Freimaurer-Meinungsmache

 

". . . Mittlerweile haben die deutschen Logen mit den Freimaurern Frankreichs, Englands, Russlands (!), Serbiens, Montenegros (!) und Italiens einträchtig Zwiesprache gehalten, der Menschheit Wohl und Wehe beraten, während die Freimaurer der letzten Länder noch die besondere Aufgabe hatten, den Weltkrieg vorzubereiten. Einzelheiten ruhen noch in dunklem Schosse. Aber man bat schon zwei Jahre vorher im Grossorient ‑ das ist die Freimaurerei der romanischen Länder ‑ gewusst, dass der blutige Kampf gegen das katholische Oesterreich und das christliche Deutschland bevorstände. Die Freimaurerei Italiens musste den Boden für den schändlichsten Treubruch vorbereiten. Sie hat ihre Aufgabe glänzend gelöst, was um so weniger überraschen mag, als bekanntlich nicht nur die sogenannte Intelligenz, sondern auch das hohe Beamtentum und das Offizierkorps zu drei Viertel Anhänger der Loge und damit der Humanität sind . . .

 

Nun hat der Deutsche Grosslogenbund seine Beziehungen zu den italienischen und französischen Brüdern abgebrochen. Er tut das unter einer Begründung, die wir leider nicht anerkennen können. Die italienische Freimaurerei soll sich in ihrer Gesamtheit in politische, zum Kriege führende Parteikämpfe eingelassen haben, was dem freimaurerischen Grundgesetze widerspräche. Gewiss hat man sich in diese Kämpfe eingelassen, aber nicht heute oder gestern, sondern  schon Jahrzehnte hindurch. Die ganze romanische Freimaurerei verfolgte immer politische Ziele und es ist längst geschichtlich verankert, inwieweit sie an allen revolutionären Bewegungen praktischen Anteil genommen hat. Darum haben auch fast alle Staatswesen wiederholt die Logen unterdrückt. "Wir sind", so erklärte der offizielle Redner auf dem Freimaurerkonvent 1903, "das Gewissen des Landes; wir sind jedes Jahr entweder die Totenglocke für ein Ministerium, das seine Pflicht nicht getan und die Republik verraten hat, oder eine Stärkung für dasselbe.
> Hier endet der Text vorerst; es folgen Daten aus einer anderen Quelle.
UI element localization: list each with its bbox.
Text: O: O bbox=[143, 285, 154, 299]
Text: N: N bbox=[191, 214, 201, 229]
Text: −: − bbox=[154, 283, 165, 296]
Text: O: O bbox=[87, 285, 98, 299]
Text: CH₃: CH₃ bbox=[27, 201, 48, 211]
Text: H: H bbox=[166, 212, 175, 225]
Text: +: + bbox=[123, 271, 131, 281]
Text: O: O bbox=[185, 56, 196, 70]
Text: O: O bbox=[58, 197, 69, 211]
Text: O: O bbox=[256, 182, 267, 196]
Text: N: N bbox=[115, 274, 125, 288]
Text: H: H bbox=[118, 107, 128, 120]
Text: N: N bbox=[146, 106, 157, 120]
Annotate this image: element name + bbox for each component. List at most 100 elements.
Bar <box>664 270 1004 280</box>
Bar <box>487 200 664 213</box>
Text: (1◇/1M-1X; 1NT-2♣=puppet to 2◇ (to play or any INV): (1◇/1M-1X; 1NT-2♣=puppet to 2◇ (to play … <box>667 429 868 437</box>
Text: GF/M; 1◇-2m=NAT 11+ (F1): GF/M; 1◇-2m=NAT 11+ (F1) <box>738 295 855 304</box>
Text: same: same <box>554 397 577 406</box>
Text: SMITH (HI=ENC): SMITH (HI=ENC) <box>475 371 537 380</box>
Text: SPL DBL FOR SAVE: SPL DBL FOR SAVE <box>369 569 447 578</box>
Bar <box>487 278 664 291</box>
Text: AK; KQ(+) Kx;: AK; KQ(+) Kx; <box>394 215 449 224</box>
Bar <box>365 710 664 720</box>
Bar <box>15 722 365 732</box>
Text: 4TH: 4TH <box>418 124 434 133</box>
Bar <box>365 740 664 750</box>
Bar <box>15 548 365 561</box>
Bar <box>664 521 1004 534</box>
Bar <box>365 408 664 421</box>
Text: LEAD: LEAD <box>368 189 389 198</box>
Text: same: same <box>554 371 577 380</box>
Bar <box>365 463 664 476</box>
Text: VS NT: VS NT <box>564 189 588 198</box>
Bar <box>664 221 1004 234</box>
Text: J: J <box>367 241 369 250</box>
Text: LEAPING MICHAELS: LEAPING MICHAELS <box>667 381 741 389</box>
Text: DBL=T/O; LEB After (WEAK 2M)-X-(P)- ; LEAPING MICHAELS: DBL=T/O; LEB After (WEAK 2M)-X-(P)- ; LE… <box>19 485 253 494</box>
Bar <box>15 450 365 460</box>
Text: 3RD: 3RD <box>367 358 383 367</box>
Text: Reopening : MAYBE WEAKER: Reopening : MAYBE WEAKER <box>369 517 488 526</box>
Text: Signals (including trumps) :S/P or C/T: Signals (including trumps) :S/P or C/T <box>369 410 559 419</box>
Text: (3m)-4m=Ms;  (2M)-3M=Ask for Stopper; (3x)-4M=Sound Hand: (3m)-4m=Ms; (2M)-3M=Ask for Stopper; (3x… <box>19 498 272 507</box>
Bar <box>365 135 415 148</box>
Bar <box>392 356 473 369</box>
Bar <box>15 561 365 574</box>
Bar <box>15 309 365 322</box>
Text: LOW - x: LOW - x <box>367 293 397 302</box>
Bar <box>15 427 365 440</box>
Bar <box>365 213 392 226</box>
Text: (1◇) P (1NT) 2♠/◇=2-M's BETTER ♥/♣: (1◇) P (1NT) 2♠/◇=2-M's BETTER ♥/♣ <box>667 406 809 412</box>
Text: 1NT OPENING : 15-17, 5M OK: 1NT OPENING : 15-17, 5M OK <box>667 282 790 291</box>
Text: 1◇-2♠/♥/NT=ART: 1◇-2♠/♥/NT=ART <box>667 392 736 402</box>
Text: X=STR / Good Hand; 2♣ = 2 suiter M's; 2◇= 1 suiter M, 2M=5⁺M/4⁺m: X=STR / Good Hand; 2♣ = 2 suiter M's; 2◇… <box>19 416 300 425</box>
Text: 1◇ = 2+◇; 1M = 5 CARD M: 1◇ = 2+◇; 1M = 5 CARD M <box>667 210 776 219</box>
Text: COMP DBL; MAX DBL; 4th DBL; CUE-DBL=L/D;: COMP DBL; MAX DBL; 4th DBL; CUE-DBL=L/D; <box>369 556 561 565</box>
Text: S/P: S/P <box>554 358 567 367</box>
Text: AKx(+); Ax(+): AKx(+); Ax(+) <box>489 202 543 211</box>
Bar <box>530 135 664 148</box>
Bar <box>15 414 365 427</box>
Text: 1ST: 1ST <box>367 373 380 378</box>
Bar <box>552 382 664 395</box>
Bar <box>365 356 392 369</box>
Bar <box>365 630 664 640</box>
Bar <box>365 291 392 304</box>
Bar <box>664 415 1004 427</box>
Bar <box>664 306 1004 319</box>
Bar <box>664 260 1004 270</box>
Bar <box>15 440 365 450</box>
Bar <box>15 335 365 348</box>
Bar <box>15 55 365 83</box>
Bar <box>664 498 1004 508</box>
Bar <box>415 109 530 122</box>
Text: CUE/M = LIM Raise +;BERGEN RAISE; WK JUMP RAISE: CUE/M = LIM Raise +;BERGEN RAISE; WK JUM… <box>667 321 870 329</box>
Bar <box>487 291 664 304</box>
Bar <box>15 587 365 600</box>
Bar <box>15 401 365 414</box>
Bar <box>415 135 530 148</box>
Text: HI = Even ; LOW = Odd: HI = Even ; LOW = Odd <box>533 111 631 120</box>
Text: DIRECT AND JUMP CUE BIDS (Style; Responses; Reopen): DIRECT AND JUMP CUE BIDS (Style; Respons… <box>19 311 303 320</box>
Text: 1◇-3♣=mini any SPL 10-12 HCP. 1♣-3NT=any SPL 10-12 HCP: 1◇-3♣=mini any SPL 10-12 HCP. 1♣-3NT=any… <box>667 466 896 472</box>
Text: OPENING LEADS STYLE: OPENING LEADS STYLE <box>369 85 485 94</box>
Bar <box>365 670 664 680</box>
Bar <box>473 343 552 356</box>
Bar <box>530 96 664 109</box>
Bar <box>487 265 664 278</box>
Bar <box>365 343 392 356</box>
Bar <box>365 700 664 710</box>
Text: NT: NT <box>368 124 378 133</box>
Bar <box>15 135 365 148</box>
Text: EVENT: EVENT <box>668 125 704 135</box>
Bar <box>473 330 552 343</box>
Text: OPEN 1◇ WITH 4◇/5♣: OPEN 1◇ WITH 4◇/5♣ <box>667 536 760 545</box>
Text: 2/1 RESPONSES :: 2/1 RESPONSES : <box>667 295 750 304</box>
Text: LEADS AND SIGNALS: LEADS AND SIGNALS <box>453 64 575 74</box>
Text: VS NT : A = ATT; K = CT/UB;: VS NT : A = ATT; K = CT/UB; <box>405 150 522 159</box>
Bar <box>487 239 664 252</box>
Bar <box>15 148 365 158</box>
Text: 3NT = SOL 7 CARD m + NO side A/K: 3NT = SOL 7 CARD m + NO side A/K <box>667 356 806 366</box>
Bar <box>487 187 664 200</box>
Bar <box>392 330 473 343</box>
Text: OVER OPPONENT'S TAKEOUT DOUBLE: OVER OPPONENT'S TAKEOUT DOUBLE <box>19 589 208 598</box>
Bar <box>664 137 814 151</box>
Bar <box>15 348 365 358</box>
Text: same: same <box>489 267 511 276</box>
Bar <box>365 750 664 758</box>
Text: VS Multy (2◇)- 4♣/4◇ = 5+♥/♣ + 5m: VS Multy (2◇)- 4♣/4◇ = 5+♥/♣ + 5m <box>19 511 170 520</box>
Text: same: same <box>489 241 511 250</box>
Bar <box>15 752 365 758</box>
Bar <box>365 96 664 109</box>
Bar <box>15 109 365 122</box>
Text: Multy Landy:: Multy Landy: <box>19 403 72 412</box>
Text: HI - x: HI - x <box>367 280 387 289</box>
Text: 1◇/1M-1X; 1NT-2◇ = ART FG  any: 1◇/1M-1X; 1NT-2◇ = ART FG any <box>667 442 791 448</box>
Wir haben dem Ministerium Combes diese Stärkung zuteil werden lassen." Und der italienische Grossmeister erklärte 1901:

 

"Damit unsere Tätigkeit erfolgreich sei, muss die Freimaurerei die Macht haben, die öffentliche Meinung zu erzeugen und zu leiten, und sie muss sich der Mitwirkung aller staatlichen Faktoren vergewissern".

 

Das sind alles so bekannte Tatsachen, dass die deutschen Freimaurer keine unzutreffende Darstellung geben sollten. Wenn die italienischen Freimaurer heute den Krieg entfesseln, um die Monarchie und den heiligen Stuhl zu vernichten, so handeln sie gemäß einer mehr als fünfzigjährigen Tradition. Aber wie dem auch sei, wir begrüssen es, dass man sich von jener Gesellschaft trennt. Die Diskussion ist ja noch nicht abgeschlossen und dem deutschen Volke werden einst die Augen geöffnet werden, wohin uns die Freimaurerei geführt hat. Gegenwärtig arbeitet sie in einem anderen Lande an der Kriegshetze gegen Oesterreich."